I was wondering if there is an existing problem in the literature that is similar to the following one: Suppose real-time streaming of signals. Each signal has a Time of arrival, duration, and a priority number. Two signals collide if they overlap at some point in time.
I want to take in input an amount X of sources (each source sends to me signals in real time), and be able to schedule signals and send them to Y queue in output. Each queue in output will receive a stream of non-overlapping signals. The constraint is that I don't want to discard signals with priority j while another overlapping signal with priority k
Now, with a defined amount of signals in the input, it is possible to look for local maxima that must be sent and search for compatible signals based on the priority. But in real-time streaming, there may be the case where you are receiving signals with increasing priority for a long time, therefore a local-maxima may require a lot of time to be reached. In order to get a fast response, I thought about divide the stream based on a time-window or a window of #signals and then analyze that, allowing a small percentage of error wrt the optimal solution.

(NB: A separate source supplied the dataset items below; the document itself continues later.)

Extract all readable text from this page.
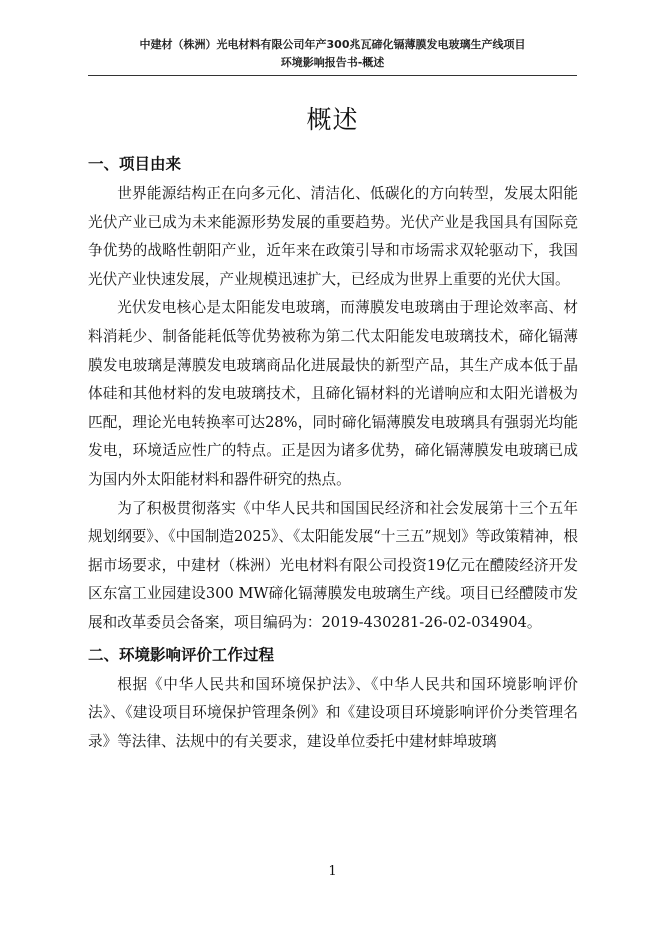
中建材（株洲）光电材料有限公司年产300兆瓦碲化镉薄膜发电玻璃生产线项目
环境影响报告书-概述
概述
一、项目由来

世界能源结构正在向多元化、清洁化、低碳化的方向转型，发展太阳能光伏产业已成为未来能源形势发展的重要趋势。光伏产业是我国具有国际竞争优势的战略性朝阳产业，近年来在政策引导和市场需求双轮驱动下，我国光伏产业快速发展，产业规模迅速扩大，已经成为世界上重要的光伏大国。

光伏发电核心是太阳能发电玻璃，而薄膜发电玻璃由于理论效率高、材料消耗少、制备能耗低等优势被称为第二代太阳能发电玻璃技术，碲化镉薄膜发电玻璃是薄膜发电玻璃商品化进展最快的新型产品，其生产成本低于晶体硅和其他材料的发电玻璃技术，且碲化镉材料的光谱响应和太阳光谱极为匹配，理论光电转换率可达28%，同时碲化镉薄膜发电玻璃具有强弱光均能发电，环境适应性广的特点。正是因为诸多优势，碲化镉薄膜发电玻璃已成为国内外太阳能材料和器件研究的热点。

为了积极贯彻落实《中华人民共和国国民经济和社会发展第十三个五年规划纲要》、《中国制造2025》、《太阳能发展“十三五”规划》等政策精神，根据市场要求，中建材（株洲）光电材料有限公司投资19亿元在醴陵经济开发区东富工业园建设300 MW碲化镉薄膜发电玻璃生产线。项目已经醴陵市发展和改革委员会备案，项目编码为：2019-430281-26-02-034904。

二、环境影响评价工作过程

根据《中华人民共和国环境保护法》、《中华人民共和国环境影响评价法》、《建设项目环境保护管理条例》和《建设项目环境影响评价分类管理名录》等法律、法规中的有关要求，建设单位委托中建材蚌埠玻璃

1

Are there any problems in literature, maybe considering the tradeoff between the window and the percentage of wrong signals?
A small example:
----(1)
..-----(2)
.....-------(5)
......----(3)
With 2 queues in output the result will be:
1) 5
2) 1 3
The worst case scenario is the following:
----1
..-----2
...------3
.....------4
.......-----5
........------6
.........----------7
and so on, where priority always increase and you can never select a signal that does not collide with other signals with greater priority and start the analysis backward to find compatible signals that can be sent.